Tujuh ratus tahun telah berlalu, sejak Azkan ditugaskan menjaga Pulau Asa, tempat jiwa-jiwa yang menyerah pada hidup, diberi kesempatan kedua. Sesuai titah Sang Dewa, akan datang seorang 'Perempuan 'Pilihan' tiap seratus tahun untuk mendampingi dan membantunya.
'Perempuan Pilihan' ke-8 yang datang, membuat Azkan jatuh cinta untuk pertama kalinya, membuatnya mencintai begitu dalam, lalu mendorongnya masuk kembali ke masa lalu yang belum selesai. Azkan harus menyelesaikan masa lalunya. Namun itu berarti, dia harus melepaskan cinta seumur hidupnya. Bagaimana mungkin dia bisa mencintai seseorang yang di dalam tubuhnya mengalir darah musuhnya? Orang yang menyebabkannya ada di Pulau Asa, terikat dalam tugas dan kehidupan tanpa akhir yang kini ingin sekali dia akhiri.
Karya ini diterbitkan atas izin NovelToon BERNADETH SIA, isi konten hanyalah pandangan pribadi pembuatnya, tidak mewakili NovelToon sendiri
AZKAN !!!
“Aku marah dan menolak menikah, bukan berarti kau boleh pergi tanpa kabar meninggalkanku sendirian!

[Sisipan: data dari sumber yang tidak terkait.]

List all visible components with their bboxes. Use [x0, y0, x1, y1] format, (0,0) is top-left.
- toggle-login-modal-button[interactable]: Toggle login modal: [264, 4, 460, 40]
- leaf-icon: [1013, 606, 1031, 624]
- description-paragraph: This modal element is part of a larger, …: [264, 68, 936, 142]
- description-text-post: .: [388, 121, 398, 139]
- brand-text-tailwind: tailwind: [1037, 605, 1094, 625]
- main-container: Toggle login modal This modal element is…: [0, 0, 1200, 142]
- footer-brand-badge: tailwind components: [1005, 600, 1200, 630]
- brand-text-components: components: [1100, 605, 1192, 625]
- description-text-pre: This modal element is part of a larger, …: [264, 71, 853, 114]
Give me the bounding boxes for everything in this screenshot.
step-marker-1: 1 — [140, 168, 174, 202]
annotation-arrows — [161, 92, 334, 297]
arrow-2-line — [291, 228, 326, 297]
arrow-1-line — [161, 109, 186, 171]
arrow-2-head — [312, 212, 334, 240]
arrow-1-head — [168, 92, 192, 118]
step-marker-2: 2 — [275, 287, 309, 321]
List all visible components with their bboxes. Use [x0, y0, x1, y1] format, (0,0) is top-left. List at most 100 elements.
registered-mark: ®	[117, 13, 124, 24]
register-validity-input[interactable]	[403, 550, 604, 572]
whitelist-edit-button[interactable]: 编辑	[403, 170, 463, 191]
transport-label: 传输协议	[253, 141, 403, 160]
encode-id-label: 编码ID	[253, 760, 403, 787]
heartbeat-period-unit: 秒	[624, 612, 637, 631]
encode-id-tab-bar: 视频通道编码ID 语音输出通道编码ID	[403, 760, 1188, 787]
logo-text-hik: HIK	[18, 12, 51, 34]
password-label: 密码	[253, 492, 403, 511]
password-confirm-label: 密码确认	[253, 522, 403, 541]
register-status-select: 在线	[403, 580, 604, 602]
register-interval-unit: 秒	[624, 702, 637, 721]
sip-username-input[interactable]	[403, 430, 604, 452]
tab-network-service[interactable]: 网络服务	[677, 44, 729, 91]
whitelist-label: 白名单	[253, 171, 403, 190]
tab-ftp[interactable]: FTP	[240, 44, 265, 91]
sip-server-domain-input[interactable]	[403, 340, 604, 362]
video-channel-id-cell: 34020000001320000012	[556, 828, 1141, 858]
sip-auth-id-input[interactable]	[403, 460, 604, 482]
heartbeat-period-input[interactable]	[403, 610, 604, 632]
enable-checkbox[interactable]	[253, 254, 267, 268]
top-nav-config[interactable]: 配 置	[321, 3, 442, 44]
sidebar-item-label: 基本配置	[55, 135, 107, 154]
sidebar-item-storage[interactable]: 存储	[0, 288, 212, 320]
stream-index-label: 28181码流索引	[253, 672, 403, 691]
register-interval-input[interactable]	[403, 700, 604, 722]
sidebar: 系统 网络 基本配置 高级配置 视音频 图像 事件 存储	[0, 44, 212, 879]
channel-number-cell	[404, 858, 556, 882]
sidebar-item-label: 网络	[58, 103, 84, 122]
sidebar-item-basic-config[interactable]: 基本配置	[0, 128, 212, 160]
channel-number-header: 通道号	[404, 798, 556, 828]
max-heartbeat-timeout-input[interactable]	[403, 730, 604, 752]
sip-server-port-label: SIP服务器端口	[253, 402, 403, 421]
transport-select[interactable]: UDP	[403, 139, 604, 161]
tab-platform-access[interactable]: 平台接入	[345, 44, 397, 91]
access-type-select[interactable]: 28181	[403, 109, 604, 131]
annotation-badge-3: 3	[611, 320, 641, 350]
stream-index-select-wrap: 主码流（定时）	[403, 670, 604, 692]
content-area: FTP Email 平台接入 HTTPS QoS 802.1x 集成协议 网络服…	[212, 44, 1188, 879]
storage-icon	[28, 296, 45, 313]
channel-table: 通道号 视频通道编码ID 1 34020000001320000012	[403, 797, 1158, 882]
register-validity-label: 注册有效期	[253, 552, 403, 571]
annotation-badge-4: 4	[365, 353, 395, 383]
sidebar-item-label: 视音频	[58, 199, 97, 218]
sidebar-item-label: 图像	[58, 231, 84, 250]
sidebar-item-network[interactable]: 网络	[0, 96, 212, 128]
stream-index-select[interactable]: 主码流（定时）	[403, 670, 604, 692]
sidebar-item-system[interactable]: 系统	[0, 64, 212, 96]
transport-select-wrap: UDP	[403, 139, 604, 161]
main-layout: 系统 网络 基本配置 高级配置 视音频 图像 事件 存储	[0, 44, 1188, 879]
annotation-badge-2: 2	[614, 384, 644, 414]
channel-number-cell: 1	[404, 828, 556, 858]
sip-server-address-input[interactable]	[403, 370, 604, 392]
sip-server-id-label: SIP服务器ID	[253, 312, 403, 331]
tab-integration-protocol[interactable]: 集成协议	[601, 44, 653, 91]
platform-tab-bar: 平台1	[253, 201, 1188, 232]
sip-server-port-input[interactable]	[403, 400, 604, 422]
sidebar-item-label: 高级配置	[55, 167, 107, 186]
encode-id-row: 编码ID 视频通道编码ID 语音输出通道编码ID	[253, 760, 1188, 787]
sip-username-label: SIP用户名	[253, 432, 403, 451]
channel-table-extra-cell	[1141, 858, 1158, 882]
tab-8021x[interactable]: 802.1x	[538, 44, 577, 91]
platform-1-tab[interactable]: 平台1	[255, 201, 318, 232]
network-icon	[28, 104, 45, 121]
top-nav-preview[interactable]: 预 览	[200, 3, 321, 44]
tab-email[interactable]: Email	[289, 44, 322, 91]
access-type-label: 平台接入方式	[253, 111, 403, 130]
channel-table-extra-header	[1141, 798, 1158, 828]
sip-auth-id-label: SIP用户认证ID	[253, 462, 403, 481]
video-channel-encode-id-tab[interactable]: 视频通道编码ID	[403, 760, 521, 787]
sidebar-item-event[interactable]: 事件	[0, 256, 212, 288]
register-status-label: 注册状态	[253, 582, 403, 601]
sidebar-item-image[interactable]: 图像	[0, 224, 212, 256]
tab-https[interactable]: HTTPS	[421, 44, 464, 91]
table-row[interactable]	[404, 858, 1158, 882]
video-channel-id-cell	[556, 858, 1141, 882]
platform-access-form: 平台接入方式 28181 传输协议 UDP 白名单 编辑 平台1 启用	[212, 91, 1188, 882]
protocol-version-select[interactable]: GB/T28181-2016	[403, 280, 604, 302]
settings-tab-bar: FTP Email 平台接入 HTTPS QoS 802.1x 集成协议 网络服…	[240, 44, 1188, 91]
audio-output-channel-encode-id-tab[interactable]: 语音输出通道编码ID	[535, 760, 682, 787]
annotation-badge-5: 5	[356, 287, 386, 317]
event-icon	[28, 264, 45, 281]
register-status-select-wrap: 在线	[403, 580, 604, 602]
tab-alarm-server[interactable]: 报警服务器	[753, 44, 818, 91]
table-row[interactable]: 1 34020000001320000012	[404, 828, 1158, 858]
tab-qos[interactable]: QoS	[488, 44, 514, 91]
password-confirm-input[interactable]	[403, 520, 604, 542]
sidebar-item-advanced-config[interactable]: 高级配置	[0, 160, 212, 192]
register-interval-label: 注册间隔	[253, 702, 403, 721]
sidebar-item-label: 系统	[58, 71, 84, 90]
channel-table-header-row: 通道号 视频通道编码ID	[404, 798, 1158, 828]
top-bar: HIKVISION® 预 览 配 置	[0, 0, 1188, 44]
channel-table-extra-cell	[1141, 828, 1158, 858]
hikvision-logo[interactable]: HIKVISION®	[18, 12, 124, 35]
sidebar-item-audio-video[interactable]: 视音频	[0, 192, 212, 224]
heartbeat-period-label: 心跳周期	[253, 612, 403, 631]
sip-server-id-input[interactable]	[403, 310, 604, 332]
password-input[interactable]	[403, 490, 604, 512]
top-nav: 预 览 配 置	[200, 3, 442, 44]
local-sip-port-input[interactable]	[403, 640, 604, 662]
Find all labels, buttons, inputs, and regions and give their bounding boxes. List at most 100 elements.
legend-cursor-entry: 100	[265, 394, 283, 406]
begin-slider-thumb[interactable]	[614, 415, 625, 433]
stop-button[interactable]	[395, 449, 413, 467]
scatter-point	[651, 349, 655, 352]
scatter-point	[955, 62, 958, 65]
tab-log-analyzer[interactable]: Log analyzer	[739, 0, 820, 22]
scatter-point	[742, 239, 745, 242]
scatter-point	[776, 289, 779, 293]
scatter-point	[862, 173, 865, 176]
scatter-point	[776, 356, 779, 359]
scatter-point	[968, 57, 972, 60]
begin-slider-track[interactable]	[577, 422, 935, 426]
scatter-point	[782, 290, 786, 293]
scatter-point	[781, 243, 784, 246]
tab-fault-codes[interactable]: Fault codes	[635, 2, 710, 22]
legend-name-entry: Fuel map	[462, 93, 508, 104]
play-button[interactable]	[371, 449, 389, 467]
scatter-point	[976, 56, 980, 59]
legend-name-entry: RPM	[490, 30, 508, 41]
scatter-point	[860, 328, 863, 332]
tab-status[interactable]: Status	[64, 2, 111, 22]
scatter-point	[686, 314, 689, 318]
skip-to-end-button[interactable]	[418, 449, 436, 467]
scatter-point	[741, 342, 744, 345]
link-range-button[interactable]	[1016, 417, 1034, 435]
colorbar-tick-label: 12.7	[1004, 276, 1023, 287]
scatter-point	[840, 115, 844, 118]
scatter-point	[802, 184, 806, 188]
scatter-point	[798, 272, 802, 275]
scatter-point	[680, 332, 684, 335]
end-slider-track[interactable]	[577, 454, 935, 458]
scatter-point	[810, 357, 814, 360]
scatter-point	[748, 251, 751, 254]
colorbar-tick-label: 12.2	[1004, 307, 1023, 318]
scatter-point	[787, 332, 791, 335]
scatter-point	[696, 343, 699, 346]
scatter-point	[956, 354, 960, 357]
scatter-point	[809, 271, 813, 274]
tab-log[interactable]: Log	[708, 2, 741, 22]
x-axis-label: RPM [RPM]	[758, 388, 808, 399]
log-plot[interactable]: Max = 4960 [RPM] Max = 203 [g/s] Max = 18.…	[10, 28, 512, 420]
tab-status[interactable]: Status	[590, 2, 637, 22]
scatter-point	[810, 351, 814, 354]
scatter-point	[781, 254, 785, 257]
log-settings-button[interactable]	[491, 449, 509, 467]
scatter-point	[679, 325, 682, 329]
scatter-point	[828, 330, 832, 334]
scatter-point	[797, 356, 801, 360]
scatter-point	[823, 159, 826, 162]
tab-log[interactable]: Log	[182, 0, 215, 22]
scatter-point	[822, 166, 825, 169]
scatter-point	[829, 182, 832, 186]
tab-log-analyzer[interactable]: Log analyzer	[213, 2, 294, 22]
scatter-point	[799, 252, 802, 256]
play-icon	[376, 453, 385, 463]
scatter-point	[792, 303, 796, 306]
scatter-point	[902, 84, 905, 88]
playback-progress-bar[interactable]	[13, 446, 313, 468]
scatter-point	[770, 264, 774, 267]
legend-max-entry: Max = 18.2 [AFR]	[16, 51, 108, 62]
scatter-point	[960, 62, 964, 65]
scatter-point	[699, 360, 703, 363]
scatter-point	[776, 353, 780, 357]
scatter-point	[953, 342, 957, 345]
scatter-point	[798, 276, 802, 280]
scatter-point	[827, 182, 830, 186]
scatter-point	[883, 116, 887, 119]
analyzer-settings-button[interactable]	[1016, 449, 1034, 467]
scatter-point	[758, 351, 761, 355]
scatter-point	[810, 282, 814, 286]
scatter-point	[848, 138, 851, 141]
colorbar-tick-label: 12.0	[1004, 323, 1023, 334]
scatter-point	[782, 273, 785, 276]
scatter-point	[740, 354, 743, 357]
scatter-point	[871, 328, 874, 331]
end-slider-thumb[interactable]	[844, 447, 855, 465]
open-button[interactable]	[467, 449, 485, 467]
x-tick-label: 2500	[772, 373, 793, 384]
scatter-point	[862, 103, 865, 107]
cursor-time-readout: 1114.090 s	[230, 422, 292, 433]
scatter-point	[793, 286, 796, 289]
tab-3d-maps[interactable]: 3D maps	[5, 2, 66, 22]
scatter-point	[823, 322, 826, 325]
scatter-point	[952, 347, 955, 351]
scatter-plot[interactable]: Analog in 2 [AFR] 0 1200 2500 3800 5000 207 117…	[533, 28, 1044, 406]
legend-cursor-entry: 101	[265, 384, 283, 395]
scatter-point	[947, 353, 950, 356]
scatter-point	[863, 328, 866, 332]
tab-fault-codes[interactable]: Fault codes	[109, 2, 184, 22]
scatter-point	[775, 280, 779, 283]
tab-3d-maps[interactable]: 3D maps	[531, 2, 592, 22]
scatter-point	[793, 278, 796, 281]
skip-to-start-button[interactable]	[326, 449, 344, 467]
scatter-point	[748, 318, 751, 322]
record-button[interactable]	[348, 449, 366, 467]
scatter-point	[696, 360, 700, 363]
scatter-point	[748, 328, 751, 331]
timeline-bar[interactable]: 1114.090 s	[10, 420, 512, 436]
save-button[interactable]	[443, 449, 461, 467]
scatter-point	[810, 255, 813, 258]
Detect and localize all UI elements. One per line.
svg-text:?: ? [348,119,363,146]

Apalagi kalau sampai terjadi sesuatu padamu!” Hebatnya Laina masih bisa mengomel meski langkah kakinya semakin berat karena lelah dan keringatnya mengalir deras karena hawa panas dari kobaran api yang terus membesar secara tak masuk akal.
“Kalau apinya sebesar ini, mungkin sebentar lagi, seluruh gunung ini akan habis terbakar. Sebenarnya apa yang kau lakukan di atas sana, Az?” Laina tersengal, nafasnya menjadi pendek-pendek. Dadanya sudah terasa sakit tiap kali dia bernafas. Namun rasa khawatirnya pada Azkan jauh lebih besar dibanding rasa sakit yang harus dia tanggung sekarang. Maka, langkah kakinya terus menuju ke puncak gunung, meski tak lagi secepat sebelumnya.
Sementara itu, di kaki gunung, tepat di tempat dimana mobil hitam Azkan diparkir, Ardoz dan beberapa prajuritnya sedang memeriksa situasi. Dari bawah sana, mereka bisa melihat kobaran api berwarna merah yang menyala semakin besar di puncak gunung.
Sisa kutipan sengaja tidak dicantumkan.